There’s always a risk in making a character seem more vulnerable, but it has quite literally paid off every time they’ve done it before. Reigns’s brothers in the Shield, Seth Rollins and Dean Ambrose, have always spoken candidly in backstage interviews about their frustrations after being cheated out of wins. They display more than just anger, and they’ve shown their brotherly love more prominently. Who can forget that excellent reunion storyline last year, which culminated in them winning the Raw Tag Team Titles at SummerSlam?

But Roman’s never had that in his entire WWE career. They’ve given him storylines where he fights the Authority, but what good is it if there’s no actual internal struggle that we can perceive? In story-telling, internal struggles are always far more powerful, because humans relate to emotions better than they can relate to events. This is especially true in a fictional wrestling show, particularly when so few fans have actually been fighters; we can’t infer the emotions of a defeated, frustrated fighter as easily as we can observe and synthesize them.

So instead of trying to make Reigns a flat character who never shows pain, never shows frustration, and never sheds his cloak of stereotyped masculinity, WWE should allow him to be emotionally vulnerable to the audience.

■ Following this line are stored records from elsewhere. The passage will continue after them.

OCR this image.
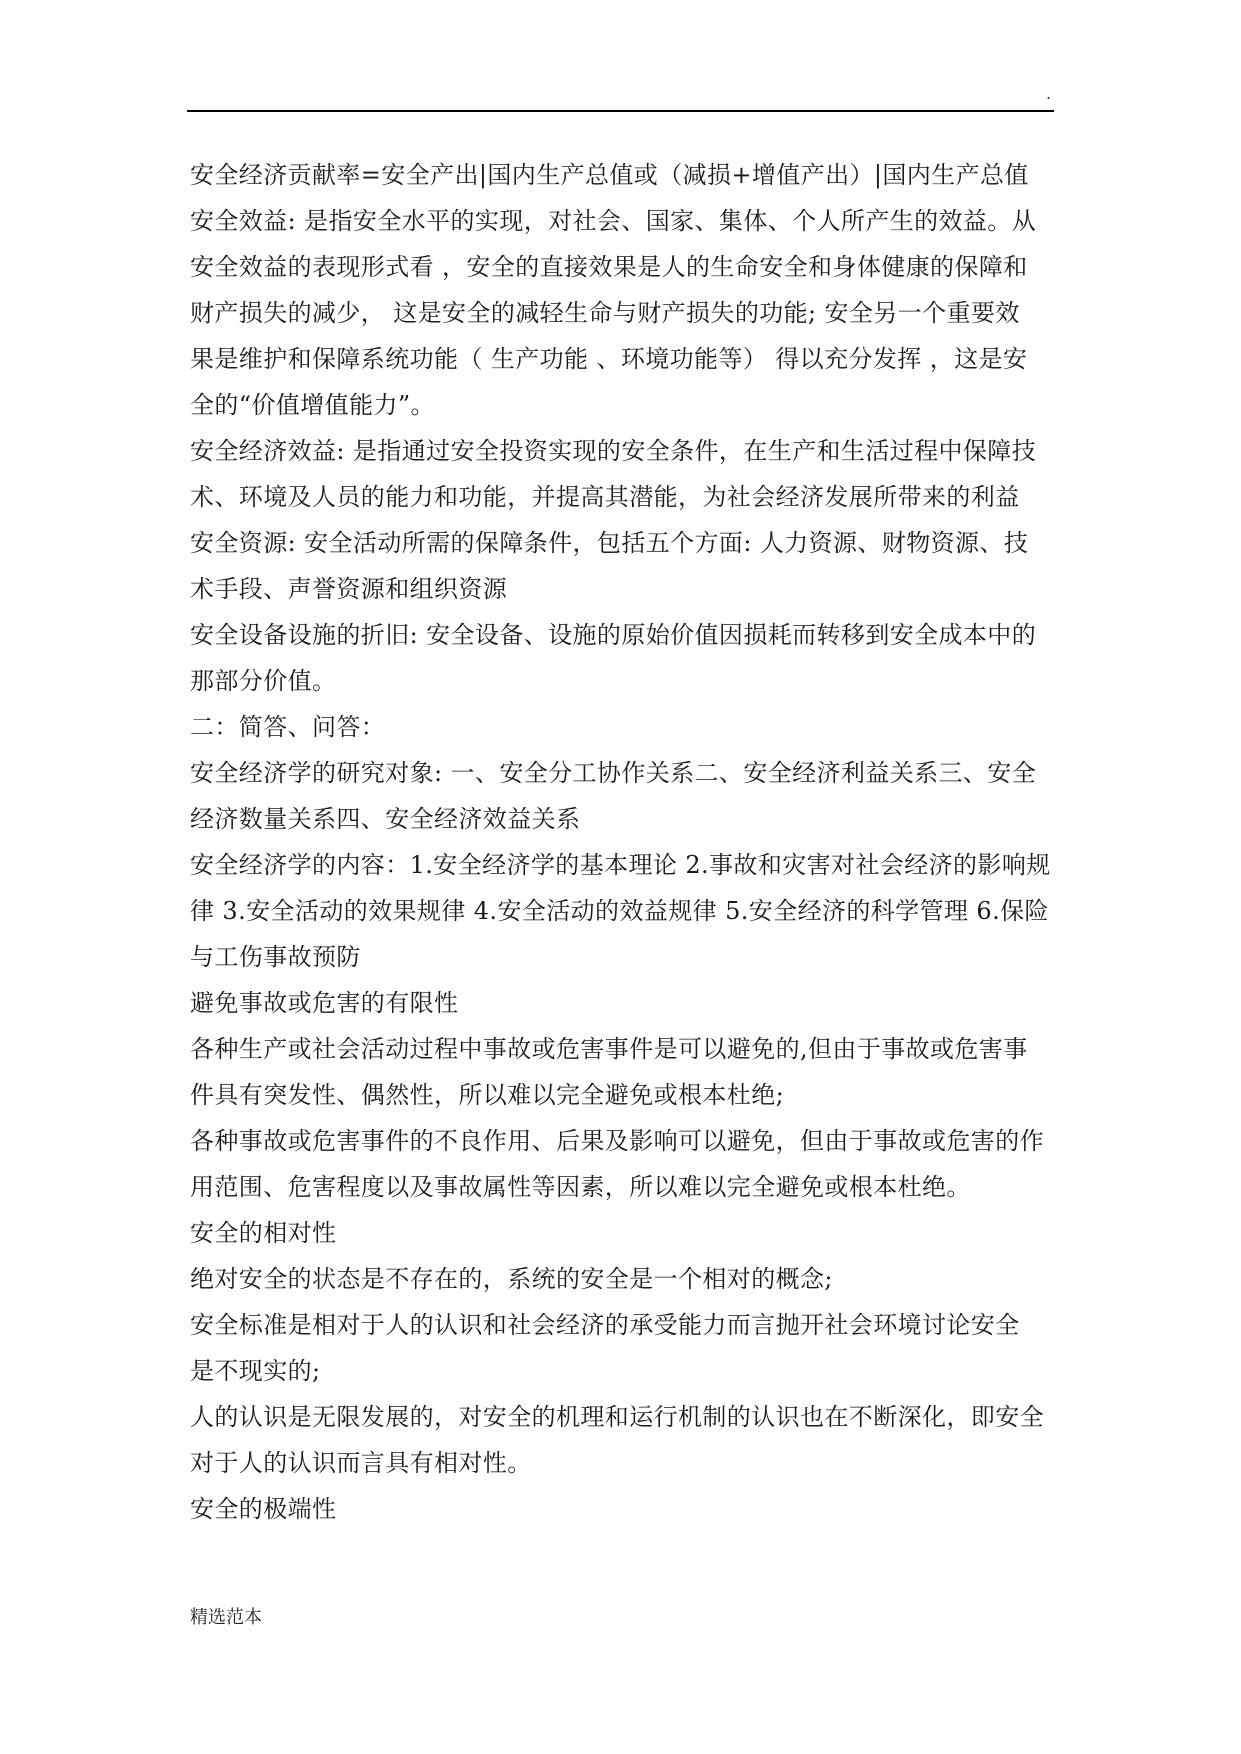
.
安全经济贡献率=安全产出|国内生产总值或（减损+增值产出）|国内生产总值
安全效益: 是指安全水平的实现，对社会、国家、集体、个人所产生的效益。从
安全效益的表现形式看 ，安全的直接效果是人的生命安全和身体健康的保障和
财产损失的减少， 这是安全的减轻生命与财产损失的功能; 安全另一个重要效
果是维护和保障系统功能（ 生产功能 、环境功能等） 得以充分发挥 ，这是安
全的“价值增值能力”。
安全经济效益: 是指通过安全投资实现的安全条件，在生产和生活过程中保障技
术、环境及人员的能力和功能，并提高其潜能，为社会经济发展所带来的利益
安全资源: 安全活动所需的保障条件，包括五个方面: 人力资源、财物资源、技
术手段、声誉资源和组织资源
安全设备设施的折旧: 安全设备、设施的原始价值因损耗而转移到安全成本中的
那部分价值。
二：简答、问答：
安全经济学的研究对象: 一、安全分工协作关系二、安全经济利益关系三、安全
经济数量关系四、安全经济效益关系
安全经济学的内容：1.安全经济学的基本理论 2.事故和灾害对社会经济的影响规
律 3.安全活动的效果规律 4.安全活动的效益规律 5.安全经济的科学管理 6.保险
与工伤事故预防
避免事故或危害的有限性
各种生产或社会活动过程中事故或危害事件是可以避免的,但由于事故或危害事
件具有突发性、偶然性，所以难以完全避免或根本杜绝;
各种事故或危害事件的不良作用、后果及影响可以避免，但由于事故或危害的作
用范围、危害程度以及事故属性等因素，所以难以完全避免或根本杜绝。
安全的相对性
绝对安全的状态是不存在的，系统的安全是一个相对的概念;
安全标准是相对于人的认识和社会经济的承受能力而言抛开社会环境讨论安全
是不现实的;
人的认识是无限发展的，对安全的机理和运行机制的认识也在不断深化，即安全
对于人的认识而言具有相对性。
安全的极端性
精选范本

Give him WWE.com exclusives where he tells us how much being Universal Champion means to him, or how much this roller-coaster of a journey to the title has taken a toll on him physically and mentally.

I know he’s supposed to brag about the mixed reactions from the crowd, but it’s natural for human beings to want to be loved. This is a man who puts his body on the line for our entertainment every week and is quite good at what he does.

Why can’t he cut a promo where he bluntly speaks about how this animosity occasionally does get to him? Why does he have to pretend to be unfazed by everything? Why can’t he be a realistic example of a babyface people can look up to, instead of a contrived version of an idealized male hero that existed decades ago?

Next. 5 Dream Matches For Sasha Banks At Evolution. dark

Reigns doesn’t have to be cookie-cutter, and he’s more than talented enough to pull off being a multi-faceted character, just like Rollins and Ambrose (as convenient examples) are. Instead of trying to “game” the fans, why not try to give them someone they can relate to, while setting a powerful example of how men can be both strong and emotionally complex? Because the real tough guys aren’t afraid to show their feelings to the world.